Each objection must be labeled as "Objection #1," "Objection #2," etc., and must specify precisely the provision of this report and recommendation to which it pertains. Within 14 days after service of objections, any non-objecting party must file a response to the objections, specifically addressing each issue raised in the objections in the same order and labeled as "Response to Objection #1," "Response to Objection #2," etc. The response must be concise and proportionate in length and complexity to the objections, but there is otherwise no page limitation.

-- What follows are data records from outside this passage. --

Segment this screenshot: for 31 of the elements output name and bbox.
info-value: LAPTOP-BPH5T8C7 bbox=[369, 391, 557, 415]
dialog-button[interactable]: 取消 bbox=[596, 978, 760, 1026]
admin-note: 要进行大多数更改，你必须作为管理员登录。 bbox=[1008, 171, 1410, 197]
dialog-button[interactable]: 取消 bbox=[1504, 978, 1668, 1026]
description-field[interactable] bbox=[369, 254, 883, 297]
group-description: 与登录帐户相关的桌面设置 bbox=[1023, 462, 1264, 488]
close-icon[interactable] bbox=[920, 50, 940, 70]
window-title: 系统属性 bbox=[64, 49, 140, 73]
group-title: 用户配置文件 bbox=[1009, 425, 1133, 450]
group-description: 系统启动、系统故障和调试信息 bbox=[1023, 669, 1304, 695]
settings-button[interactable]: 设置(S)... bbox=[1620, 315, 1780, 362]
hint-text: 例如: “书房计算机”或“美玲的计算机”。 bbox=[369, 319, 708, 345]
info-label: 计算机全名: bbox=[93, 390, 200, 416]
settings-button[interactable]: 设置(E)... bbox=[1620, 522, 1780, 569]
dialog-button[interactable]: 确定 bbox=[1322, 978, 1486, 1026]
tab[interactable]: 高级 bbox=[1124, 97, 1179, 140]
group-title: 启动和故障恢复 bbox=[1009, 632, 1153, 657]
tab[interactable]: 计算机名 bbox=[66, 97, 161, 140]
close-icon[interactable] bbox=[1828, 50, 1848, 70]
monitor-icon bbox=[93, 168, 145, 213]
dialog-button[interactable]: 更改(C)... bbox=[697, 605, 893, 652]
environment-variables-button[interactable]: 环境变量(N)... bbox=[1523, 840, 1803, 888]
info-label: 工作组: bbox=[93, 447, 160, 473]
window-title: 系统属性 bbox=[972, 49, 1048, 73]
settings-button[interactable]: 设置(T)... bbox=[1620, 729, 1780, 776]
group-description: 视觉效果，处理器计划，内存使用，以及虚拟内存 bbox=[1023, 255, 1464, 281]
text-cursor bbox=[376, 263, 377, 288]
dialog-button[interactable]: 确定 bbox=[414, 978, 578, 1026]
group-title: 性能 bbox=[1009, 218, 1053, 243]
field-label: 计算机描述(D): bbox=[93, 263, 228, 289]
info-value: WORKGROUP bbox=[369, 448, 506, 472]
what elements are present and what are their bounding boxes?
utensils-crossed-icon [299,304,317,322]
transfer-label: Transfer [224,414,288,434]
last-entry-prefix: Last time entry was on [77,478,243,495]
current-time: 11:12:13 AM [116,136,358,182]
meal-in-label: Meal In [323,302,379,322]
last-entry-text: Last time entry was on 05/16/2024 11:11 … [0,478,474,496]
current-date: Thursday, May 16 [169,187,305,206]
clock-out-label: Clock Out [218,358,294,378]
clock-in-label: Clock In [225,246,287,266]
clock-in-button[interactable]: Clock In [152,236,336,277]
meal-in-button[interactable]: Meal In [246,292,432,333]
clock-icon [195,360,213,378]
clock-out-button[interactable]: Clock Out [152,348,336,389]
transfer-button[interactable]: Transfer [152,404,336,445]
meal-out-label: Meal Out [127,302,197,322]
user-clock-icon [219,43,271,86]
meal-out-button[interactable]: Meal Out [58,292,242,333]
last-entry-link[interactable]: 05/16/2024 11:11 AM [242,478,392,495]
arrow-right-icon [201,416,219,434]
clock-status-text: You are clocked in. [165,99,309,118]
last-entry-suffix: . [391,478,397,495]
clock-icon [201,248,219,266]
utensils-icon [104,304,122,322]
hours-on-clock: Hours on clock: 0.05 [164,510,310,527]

If the Court determines that any objections are without merit, it may rule without awaiting the response.
CERTIFICATE OF SERVICE
The undersigned certifies that the foregoing document was served upon counsel of record and any unrepresented parties via the Court's ECF System to their respective email or First Class U.S. mail addresses disclosed on the Notice of Electronic Filing on February 8, 2021.